One of my favorite lyricists, Matt Johnson of "The The" wrote a phenomenal song that I interpret as Buddhist that sums up some of these thoughts quite well. It is called, "True Happiness This Way Lies."

"And have you ever wanted something so badly that it possessed your body and your soul through the night and through the day until you finally get it and then you realize that it wasn't what you wanted after all.
And then those selfsame sickly little thoughts now go and attach themselves to something, or somebody, new and the whole goddamn thing starts all over again.
Well, I've been crushing the symptoms but I can't locate the cause.
Could God really be so cruel?
To give us feelings that could never be fulfilled. Baby!

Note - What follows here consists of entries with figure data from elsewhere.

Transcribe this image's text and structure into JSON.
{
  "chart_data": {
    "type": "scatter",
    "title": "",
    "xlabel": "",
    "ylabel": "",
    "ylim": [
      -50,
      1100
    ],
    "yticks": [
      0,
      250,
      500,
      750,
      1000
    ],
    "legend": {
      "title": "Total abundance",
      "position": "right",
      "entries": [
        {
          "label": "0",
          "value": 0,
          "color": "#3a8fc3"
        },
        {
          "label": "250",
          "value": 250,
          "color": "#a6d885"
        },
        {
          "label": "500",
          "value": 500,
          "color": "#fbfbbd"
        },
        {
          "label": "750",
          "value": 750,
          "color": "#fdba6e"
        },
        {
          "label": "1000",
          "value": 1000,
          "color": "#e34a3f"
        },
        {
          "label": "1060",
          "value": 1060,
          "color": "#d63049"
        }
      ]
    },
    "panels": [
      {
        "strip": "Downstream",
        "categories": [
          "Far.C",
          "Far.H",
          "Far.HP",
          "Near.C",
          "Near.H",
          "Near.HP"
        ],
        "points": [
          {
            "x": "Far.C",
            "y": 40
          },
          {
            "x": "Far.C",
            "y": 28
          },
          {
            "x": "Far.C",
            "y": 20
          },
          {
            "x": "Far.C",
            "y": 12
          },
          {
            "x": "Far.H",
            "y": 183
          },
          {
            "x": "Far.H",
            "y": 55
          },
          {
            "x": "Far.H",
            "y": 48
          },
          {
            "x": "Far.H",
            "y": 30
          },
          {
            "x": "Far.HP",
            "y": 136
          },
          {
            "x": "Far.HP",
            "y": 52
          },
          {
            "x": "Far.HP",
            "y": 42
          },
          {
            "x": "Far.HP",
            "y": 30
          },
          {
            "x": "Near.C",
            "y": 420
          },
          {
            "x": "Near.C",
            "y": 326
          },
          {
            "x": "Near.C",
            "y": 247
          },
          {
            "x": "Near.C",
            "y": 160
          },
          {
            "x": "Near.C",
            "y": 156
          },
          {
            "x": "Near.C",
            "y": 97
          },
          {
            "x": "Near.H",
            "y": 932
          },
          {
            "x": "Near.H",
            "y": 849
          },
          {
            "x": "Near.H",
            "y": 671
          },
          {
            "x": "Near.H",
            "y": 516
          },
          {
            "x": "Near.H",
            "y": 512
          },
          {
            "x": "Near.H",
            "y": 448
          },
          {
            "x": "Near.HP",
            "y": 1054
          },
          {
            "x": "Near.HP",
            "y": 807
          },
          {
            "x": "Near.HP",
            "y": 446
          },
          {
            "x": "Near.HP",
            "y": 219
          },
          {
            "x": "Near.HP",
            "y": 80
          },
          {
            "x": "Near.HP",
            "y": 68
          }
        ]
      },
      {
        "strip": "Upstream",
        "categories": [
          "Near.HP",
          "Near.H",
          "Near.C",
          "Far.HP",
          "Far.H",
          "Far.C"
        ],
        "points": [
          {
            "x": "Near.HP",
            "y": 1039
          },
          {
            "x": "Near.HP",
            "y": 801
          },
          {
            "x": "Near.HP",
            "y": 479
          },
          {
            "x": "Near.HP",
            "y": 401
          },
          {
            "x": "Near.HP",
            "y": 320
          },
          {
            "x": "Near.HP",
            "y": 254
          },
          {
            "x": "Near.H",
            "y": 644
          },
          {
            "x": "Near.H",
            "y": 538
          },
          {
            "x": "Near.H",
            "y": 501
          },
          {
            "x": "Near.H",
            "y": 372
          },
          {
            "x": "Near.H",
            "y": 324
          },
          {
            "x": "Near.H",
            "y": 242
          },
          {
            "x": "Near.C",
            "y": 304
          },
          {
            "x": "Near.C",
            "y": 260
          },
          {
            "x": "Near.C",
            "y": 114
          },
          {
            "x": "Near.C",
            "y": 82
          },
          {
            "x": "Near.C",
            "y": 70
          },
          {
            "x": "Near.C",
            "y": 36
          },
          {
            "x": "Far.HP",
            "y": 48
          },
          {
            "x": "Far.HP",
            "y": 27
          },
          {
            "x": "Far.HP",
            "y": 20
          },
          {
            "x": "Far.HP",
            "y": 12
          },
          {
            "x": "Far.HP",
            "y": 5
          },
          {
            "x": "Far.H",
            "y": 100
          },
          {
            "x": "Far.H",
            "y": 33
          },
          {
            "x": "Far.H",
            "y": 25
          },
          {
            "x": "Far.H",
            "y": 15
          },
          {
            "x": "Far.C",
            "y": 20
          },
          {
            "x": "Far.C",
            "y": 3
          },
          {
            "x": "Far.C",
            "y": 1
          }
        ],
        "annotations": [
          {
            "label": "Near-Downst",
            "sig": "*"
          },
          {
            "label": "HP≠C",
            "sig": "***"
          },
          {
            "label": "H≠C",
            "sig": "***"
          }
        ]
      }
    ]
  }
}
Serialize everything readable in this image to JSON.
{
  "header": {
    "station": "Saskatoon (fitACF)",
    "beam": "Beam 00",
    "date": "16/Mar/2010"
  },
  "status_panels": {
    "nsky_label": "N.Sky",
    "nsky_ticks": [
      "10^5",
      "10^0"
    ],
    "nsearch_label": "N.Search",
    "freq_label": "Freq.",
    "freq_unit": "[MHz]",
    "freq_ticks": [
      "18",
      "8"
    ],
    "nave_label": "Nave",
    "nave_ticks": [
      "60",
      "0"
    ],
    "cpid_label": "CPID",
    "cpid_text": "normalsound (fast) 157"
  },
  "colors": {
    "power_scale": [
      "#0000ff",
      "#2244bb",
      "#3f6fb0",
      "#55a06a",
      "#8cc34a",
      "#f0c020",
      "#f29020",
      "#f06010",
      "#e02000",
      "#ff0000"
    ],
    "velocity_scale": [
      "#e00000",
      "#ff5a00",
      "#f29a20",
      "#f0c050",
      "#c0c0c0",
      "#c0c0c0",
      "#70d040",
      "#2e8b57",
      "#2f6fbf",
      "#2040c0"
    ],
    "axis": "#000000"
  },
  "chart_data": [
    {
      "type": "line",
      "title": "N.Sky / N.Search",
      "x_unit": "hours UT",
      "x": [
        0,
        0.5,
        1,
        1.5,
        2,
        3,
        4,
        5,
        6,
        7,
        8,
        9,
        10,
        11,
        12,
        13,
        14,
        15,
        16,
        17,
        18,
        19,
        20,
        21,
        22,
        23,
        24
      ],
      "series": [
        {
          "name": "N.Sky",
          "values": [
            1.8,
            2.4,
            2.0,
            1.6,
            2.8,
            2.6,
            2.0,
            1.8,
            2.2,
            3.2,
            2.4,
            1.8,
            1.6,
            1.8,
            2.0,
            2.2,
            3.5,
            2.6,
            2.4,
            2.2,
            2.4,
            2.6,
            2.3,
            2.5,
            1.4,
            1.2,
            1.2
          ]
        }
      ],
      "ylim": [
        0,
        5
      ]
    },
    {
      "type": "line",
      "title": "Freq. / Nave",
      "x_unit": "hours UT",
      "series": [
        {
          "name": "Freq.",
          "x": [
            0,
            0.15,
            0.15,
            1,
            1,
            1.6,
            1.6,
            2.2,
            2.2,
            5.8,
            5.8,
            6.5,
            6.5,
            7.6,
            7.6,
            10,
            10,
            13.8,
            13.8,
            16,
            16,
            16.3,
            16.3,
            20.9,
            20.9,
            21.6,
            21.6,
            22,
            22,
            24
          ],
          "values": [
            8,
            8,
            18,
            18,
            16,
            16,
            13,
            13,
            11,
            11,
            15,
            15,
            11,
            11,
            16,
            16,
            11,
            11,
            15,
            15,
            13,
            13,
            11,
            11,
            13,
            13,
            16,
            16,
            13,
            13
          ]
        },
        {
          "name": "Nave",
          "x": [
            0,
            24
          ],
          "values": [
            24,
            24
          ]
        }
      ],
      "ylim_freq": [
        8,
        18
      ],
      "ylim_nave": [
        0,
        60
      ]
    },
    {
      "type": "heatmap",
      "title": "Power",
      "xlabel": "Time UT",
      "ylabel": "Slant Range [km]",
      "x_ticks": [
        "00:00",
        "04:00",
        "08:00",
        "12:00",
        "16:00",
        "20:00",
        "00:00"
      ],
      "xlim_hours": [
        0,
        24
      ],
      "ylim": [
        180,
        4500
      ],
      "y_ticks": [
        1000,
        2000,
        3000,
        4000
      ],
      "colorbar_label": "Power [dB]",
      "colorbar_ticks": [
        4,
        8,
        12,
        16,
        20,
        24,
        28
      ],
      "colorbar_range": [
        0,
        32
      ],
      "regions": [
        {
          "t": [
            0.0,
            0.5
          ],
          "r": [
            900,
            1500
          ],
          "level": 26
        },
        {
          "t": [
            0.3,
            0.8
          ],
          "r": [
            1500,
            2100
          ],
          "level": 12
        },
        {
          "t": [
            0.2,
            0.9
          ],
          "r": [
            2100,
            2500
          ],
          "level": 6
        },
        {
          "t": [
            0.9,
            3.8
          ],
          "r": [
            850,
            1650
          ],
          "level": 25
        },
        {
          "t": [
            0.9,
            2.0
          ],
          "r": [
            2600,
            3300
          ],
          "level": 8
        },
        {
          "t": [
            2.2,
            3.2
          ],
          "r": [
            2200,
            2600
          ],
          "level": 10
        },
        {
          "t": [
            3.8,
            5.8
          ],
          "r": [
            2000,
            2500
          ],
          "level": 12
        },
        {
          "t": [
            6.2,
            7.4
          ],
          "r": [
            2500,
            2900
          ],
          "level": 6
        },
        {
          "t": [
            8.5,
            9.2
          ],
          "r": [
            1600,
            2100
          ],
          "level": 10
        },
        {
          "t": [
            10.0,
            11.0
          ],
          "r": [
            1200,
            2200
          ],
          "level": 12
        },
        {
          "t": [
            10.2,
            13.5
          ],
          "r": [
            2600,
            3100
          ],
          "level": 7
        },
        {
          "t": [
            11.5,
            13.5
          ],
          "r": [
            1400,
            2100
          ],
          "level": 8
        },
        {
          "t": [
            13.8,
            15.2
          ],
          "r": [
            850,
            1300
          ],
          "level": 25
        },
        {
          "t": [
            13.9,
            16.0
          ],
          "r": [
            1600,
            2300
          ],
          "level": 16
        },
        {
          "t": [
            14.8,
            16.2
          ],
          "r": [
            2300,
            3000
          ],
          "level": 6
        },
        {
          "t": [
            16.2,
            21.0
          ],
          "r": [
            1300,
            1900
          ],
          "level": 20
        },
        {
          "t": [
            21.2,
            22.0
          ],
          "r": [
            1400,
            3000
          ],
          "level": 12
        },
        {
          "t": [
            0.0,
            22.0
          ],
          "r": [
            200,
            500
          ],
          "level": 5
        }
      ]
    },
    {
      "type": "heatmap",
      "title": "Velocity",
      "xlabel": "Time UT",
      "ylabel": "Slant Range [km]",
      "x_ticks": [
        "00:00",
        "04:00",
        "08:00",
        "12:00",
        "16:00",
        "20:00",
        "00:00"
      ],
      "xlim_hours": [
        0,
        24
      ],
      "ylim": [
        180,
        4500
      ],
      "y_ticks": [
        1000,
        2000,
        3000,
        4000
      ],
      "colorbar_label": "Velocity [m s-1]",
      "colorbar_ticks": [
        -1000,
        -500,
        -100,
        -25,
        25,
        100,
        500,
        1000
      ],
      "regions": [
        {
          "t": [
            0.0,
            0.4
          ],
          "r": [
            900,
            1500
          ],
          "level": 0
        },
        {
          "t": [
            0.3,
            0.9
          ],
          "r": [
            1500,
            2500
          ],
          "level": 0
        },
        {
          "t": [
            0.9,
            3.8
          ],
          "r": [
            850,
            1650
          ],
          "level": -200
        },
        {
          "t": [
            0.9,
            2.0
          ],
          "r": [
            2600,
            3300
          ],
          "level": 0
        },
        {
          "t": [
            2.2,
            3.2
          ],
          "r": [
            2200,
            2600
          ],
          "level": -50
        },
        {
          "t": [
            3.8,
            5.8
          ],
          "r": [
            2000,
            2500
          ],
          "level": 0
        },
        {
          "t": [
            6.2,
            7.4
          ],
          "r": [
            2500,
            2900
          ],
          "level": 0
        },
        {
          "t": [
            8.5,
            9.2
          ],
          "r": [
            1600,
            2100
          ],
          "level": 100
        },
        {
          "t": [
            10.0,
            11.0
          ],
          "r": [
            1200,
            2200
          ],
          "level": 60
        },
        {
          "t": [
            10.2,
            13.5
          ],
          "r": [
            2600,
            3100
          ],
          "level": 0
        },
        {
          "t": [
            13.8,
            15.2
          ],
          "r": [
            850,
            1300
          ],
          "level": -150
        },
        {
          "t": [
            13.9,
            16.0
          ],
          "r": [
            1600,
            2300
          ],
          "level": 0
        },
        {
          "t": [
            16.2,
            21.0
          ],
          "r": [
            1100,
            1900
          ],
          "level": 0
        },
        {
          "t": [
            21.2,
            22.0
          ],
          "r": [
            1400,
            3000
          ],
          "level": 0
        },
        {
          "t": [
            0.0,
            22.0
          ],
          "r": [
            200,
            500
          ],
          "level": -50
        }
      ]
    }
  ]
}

I've got my sights set on you.
And someday, someday,'ll come my way.
But when you put your arms around me
I'll be looking over your shoulder for something new
'cause I ain't ever found peace upon the breast of a girl
I ain't ever found peace with the religions of the world
I ain't ever found peace at the bottom of a glass
sometimes it seems the more I ask for the less I receive
sometimes it seems the more I ask for the less I receive
The only true freedom is freedom from the heart's desires
and the only true happiness this way lies.

I highly recommend this film. You will not be disappointed.